Assume at exactly 100.0°c and 1.00 atm total pressure, 1.00 mole of liquid water and 1.00 mole of water vapor occupy 18.80 ml and 30.62 l, respectively.

Answer 1) : When we calculate the ΔQ = - 40.66 kJ (heat of vaporisation).

Then, we can relate the work done with this equation,

ΔW = - PΔV

First we need to calculate the volume, which will be,

Volume of water vapor = (nRT) / (P)

Then, V = (1 mole) X (0.0821 L X atm/mole X K) X (373.15K) / (1atm) = 30.6 liters So, it is given, and verified.

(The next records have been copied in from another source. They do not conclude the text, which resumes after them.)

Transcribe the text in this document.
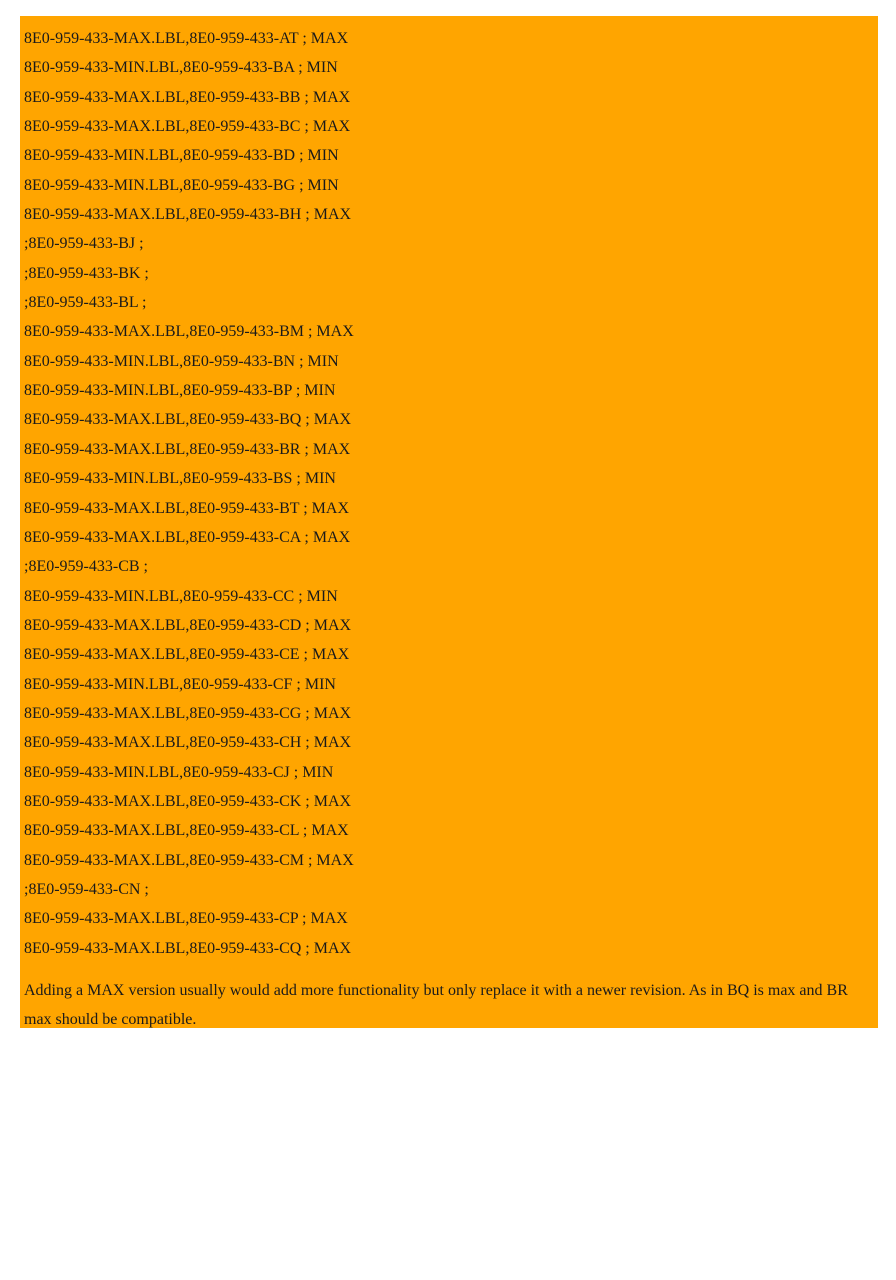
8E0-959-433-MAX.LBL,8E0-959-433-AT ; MAX
8E0-959-433-MIN.LBL,8E0-959-433-BA ; MIN
8E0-959-433-MAX.LBL,8E0-959-433-BB ; MAX
8E0-959-433-MAX.LBL,8E0-959-433-BC ; MAX
8E0-959-433-MIN.LBL,8E0-959-433-BD ; MIN
8E0-959-433-MIN.LBL,8E0-959-433-BG ; MIN
8E0-959-433-MAX.LBL,8E0-959-433-BH ; MAX
;8E0-959-433-BJ ;
;8E0-959-433-BK ;
;8E0-959-433-BL ;
8E0-959-433-MAX.LBL,8E0-959-433-BM ; MAX
8E0-959-433-MIN.LBL,8E0-959-433-BN ; MIN
8E0-959-433-MIN.LBL,8E0-959-433-BP ; MIN
8E0-959-433-MAX.LBL,8E0-959-433-BQ ; MAX
8E0-959-433-MAX.LBL,8E0-959-433-BR ; MAX
8E0-959-433-MIN.LBL,8E0-959-433-BS ; MIN
8E0-959-433-MAX.LBL,8E0-959-433-BT ; MAX
8E0-959-433-MAX.LBL,8E0-959-433-CA ; MAX
;8E0-959-433-CB ;
8E0-959-433-MIN.LBL,8E0-959-433-CC ; MIN
8E0-959-433-MAX.LBL,8E0-959-433-CD ; MAX
8E0-959-433-MAX.LBL,8E0-959-433-CE ; MAX
8E0-959-433-MIN.LBL,8E0-959-433-CF ; MIN
8E0-959-433-MAX.LBL,8E0-959-433-CG ; MAX
8E0-959-433-MAX.LBL,8E0-959-433-CH ; MAX
8E0-959-433-MIN.LBL,8E0-959-433-CJ ; MIN
8E0-959-433-MAX.LBL,8E0-959-433-CK ; MAX
8E0-959-433-MAX.LBL,8E0-959-433-CL ; MAX
8E0-959-433-MAX.LBL,8E0-959-433-CM ; MAX
;8E0-959-433-CN ;
8E0-959-433-MAX.LBL,8E0-959-433-CP ; MAX
8E0-959-433-MAX.LBL,8E0-959-433-CQ ; MAX

Adding a MAX version usually would add more functionality but only replace it with a newer revision. As in BQ is max and BR max should be compatible.
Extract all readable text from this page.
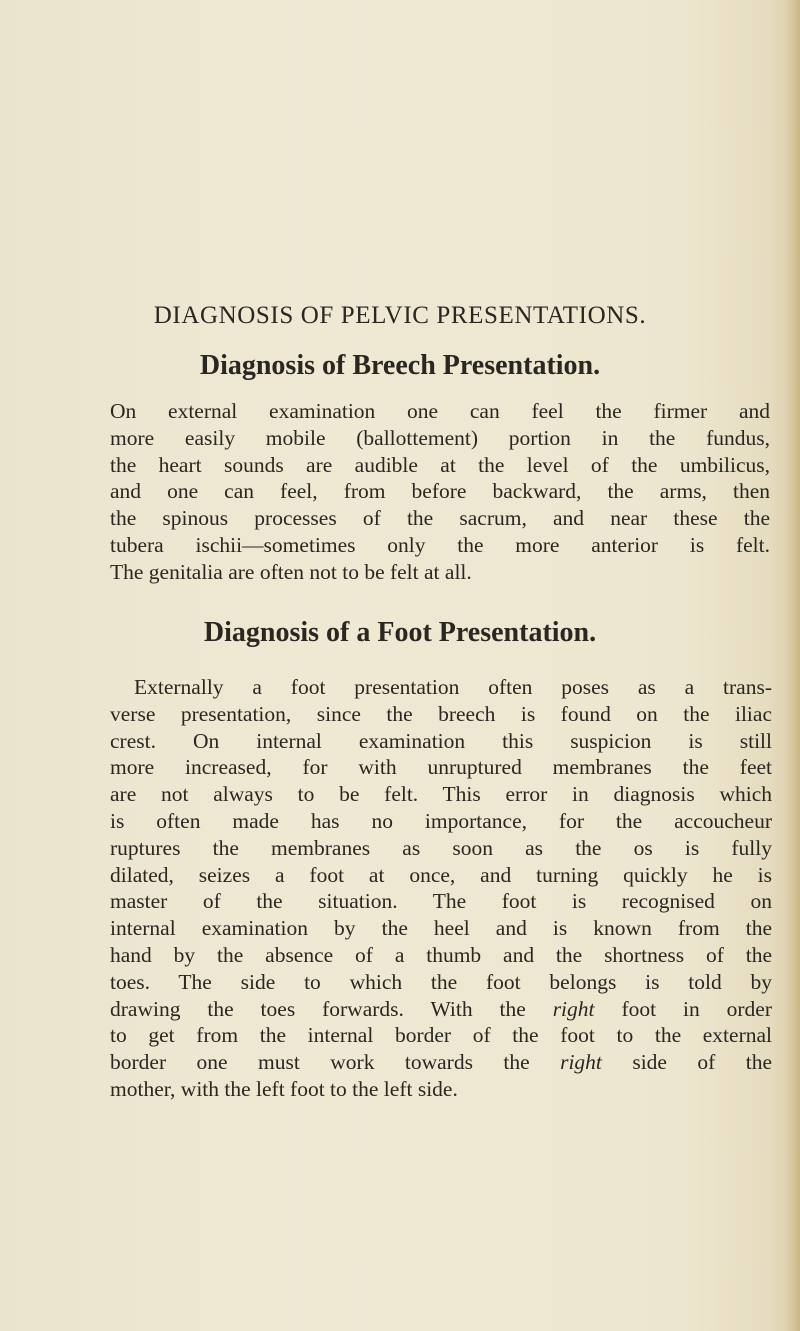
DIAGNOSIS OF PELVIC PRESENTATIONS.
Diagnosis of Breech Presentation.
On external examination one can feel the firmer and
more easily mobile (ballottement) portion in the fundus,
the heart sounds are audible at the level of the umbilicus,
and one can feel, from before backward, the arms, then
the spinous processes of the sacrum, and near these the
tubera ischii—sometimes only the more anterior is felt.
The genitalia are often not to be felt at all.
Diagnosis of a Foot Presentation.
Externally a foot presentation often poses as a trans-
verse presentation, since the breech is found on the iliac
crest. On internal examination this suspicion is still
more increased, for with unruptured membranes the feet
are not always to be felt. This error in diagnosis which
is often made has no importance, for the accoucheur
ruptures the membranes as soon as the os is fully
dilated, seizes a foot at once, and turning quickly he is
master of the situation. The foot is recognised on
internal examination by the heel and is known from the
hand by the absence of a thumb and the shortness of the
toes. The side to which the foot belongs is told by
drawing the toes forwards. With the right foot in order
to get from the internal border of the foot to the external
border one must work towards the right side of the
mother, with the left foot to the left side.
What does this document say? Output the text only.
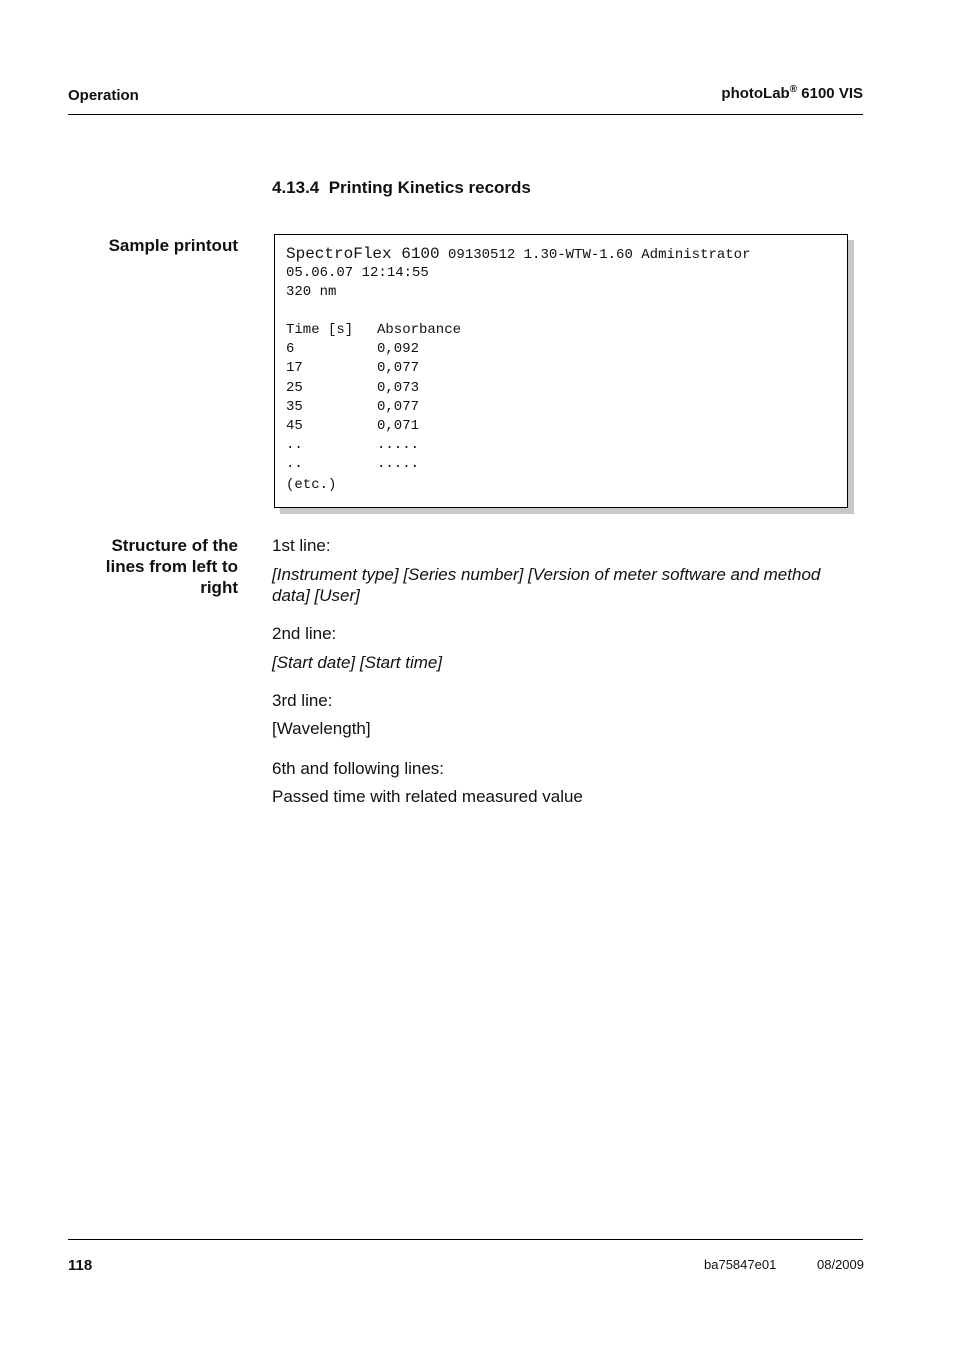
Operation	photoLab® 6100 VIS
4.13.4 Printing Kinetics records
Sample printout	SpectroFlex 6100 09130512 1.30-WTW-1.60 Administrator
05.06.07 12:14:55
320 nm
Time [s] Absorbance
6	0,092
17	0,077
25	0,073
35	0,077
45	0,071
..	.....
..	.....
(etc.)
Structure of the
lines from left to
right
1st line:
[Instrument type] [Series number] [Version of meter software and method data] [User]
2nd line:
[Start date] [Start time]
3rd line:
[Wavelength]
6th and following lines:
Passed time with related measured value
118	ba75847e01	08/2009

Volume of Water can be used for finding the; Density = M / V

D = (1 mole) X (18.02 g/mole) / (18.80 mL) = 0.9585 g/mL

On, substituting the values, we get,

ΔW = - PΔV

Work = - (1 atm) X (0.00188L - 30.62L) X 0.1013kJ/L X atm = 3.10 kJ

hence the work done is 3.10 kJ

Answer 2) Now, for calculating the internal energy, we can use the formula as,

ΔE = ΔQ + ΔW

Here, we have the values of ΔQ = - 40.66 kJ and ΔW as = 3.10 kJ

So, we get, ΔE = (-40.66) + (3.10) = - 37.55 kJ

Therefore, the change in the internal energy will be - 37.55 kJ.